Let $L(n,k)$ be the increasing $k$-tuples from $\{1,\dots,n\}$, listed in lexicographic order.

Eg, for $n=9$, $k=3$, the sequence $L(n,k)$ would be:

$$(1,2,3), (1, 2, 4), (1, 2, 5),\dots,(7, 8, 9).$$

The question is: given that a $k$-tuple $(a_1,\dots,a_k)$ is in position $N$ in $L(n,k)$, with $a_k<n$, is there a formula for the position of $(a_1,\dots,a_k,a_k+1)$ in $L(n,k+1)$ in terms of $N$?

(The original post asked about the case $n=9$, $k=3$, and was a bit difficult to understand, so I have edited it. Please feel free to revert the changes if you wish.)

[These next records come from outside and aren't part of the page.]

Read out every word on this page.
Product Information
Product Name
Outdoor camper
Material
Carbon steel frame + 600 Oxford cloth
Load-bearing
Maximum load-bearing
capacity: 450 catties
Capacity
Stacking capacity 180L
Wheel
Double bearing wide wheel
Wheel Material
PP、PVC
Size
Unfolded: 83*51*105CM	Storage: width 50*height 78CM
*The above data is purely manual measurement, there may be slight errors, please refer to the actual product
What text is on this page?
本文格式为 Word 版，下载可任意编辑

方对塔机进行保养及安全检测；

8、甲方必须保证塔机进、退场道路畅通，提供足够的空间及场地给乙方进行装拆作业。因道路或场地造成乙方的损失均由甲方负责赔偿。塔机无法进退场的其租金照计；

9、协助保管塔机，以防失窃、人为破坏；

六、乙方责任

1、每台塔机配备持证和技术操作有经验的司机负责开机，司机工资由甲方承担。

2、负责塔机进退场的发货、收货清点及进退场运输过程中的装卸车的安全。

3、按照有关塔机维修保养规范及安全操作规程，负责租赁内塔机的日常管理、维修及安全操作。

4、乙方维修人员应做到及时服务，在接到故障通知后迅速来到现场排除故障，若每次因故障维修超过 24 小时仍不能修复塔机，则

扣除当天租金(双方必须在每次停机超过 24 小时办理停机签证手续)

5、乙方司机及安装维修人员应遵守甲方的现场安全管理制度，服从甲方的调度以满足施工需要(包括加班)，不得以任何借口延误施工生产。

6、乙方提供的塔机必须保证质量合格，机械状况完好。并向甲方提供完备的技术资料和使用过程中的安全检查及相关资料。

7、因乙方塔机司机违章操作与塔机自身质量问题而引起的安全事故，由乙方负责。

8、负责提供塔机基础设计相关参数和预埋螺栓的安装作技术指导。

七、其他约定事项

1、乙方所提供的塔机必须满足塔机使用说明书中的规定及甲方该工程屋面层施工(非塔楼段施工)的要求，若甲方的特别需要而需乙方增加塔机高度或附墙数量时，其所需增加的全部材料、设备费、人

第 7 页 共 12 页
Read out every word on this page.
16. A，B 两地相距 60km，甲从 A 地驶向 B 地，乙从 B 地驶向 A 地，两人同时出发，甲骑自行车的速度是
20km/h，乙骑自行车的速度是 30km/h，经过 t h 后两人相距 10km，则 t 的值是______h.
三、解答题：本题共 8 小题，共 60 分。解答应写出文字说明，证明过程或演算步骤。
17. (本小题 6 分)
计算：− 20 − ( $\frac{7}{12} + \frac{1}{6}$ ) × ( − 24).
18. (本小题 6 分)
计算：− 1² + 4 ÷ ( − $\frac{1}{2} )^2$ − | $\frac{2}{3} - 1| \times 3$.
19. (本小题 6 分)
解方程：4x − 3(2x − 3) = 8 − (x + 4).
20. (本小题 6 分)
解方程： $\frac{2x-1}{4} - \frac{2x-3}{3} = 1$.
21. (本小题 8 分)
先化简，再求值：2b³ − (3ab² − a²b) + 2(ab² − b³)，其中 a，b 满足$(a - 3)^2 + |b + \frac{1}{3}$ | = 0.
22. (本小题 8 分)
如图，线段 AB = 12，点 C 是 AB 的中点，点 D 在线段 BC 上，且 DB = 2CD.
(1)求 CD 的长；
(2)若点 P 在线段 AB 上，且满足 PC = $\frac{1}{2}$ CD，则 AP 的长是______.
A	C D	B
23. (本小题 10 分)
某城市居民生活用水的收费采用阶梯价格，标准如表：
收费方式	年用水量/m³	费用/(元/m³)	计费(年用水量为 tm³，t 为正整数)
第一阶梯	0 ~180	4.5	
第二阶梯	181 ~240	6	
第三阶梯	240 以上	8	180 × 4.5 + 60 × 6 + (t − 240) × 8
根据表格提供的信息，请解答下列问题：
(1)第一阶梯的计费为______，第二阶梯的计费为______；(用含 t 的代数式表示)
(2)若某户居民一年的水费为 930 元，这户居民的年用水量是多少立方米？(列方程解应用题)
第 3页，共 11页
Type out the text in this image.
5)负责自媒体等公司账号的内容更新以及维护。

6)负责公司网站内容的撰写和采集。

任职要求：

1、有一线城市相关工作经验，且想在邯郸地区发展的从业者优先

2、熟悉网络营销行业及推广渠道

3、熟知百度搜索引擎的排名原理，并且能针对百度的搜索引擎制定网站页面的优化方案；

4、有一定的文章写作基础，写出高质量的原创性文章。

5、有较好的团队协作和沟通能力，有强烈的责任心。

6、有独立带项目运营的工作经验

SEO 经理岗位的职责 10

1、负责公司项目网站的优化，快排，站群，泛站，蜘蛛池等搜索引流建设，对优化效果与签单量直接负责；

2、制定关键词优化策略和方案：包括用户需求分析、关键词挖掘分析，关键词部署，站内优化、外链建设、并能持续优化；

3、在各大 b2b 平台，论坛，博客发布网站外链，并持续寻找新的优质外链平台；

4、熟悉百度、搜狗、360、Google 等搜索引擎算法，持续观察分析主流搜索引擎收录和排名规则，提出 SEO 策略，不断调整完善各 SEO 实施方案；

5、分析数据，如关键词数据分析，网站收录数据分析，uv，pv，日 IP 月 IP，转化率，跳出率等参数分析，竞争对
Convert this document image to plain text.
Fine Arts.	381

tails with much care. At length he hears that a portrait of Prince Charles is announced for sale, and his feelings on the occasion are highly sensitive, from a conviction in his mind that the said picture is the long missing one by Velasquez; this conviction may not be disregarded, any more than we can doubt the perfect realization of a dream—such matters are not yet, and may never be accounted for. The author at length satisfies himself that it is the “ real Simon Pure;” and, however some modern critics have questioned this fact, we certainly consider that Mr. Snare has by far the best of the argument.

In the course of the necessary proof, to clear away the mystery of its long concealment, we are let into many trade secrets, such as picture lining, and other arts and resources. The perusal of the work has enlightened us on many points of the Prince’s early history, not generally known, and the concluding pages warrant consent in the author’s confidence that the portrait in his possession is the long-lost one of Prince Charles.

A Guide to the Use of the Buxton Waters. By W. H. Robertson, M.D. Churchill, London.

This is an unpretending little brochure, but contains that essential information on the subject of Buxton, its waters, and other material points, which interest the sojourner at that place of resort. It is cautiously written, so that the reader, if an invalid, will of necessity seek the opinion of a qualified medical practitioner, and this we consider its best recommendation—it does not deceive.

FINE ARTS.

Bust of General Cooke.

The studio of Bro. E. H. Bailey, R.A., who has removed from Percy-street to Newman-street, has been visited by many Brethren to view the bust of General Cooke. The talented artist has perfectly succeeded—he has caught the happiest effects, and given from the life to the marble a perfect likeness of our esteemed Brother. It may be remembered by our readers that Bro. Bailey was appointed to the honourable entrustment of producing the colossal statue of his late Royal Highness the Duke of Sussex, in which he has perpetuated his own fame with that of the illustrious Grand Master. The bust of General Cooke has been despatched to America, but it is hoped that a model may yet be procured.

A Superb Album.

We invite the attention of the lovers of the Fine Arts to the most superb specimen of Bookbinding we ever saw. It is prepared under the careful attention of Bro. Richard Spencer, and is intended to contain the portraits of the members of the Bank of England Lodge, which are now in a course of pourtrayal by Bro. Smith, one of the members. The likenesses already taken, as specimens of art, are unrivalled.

EDIT [JMP]: Original formula said $n$, but $(7,8,9)\to(7,8,9,10)$ for example.

EDIT [HT]: Rather than change $n$ to $n+1$, I explicitly required $a_k<n$, which seems to have been what the OP intended.

Answer 1

Write all $k$-tuples from $\lbrace 0,\dots,n-1\}$ in reverse lex order. E.g., for $n=5$ and $k=3$ we get $012, 013, 023, 123, 014, 024, 124, 034, 134, 234$. Call the terms $x_0,x_1,\dots$, so for the above example $x_5=024$ (short for $(0,2,4)$). Now suppose that $(a_1,a_2,\dots,a_k)=x_N$. Then $N={a_k\choose k}+{a_{k-1}\choose k-1} + \cdots+{a_1\choose 1}$. This is essentially due to Macaulay. See for instance http://arxiv.org/pdf/1403.4862.pdf.

Let $x_0,x_1,\dots,x_{t-1}$ (where $t={n\choose k}$) be the reverse lex order of $k$-tuples from $\lbrace 0,\dots, n-1\rbrace$. Then $x_{t-1}, x_{t-2},\dots, x_0$ is the lex order of the same set, with respect to the order $n-1<n-2<\cdots<0$. Thus it is easy to compute the position of $(a_1,\dots,a_k,a_k+1)$ in $L(n,k+1)$, but it won't be a formula just in terms of $N$.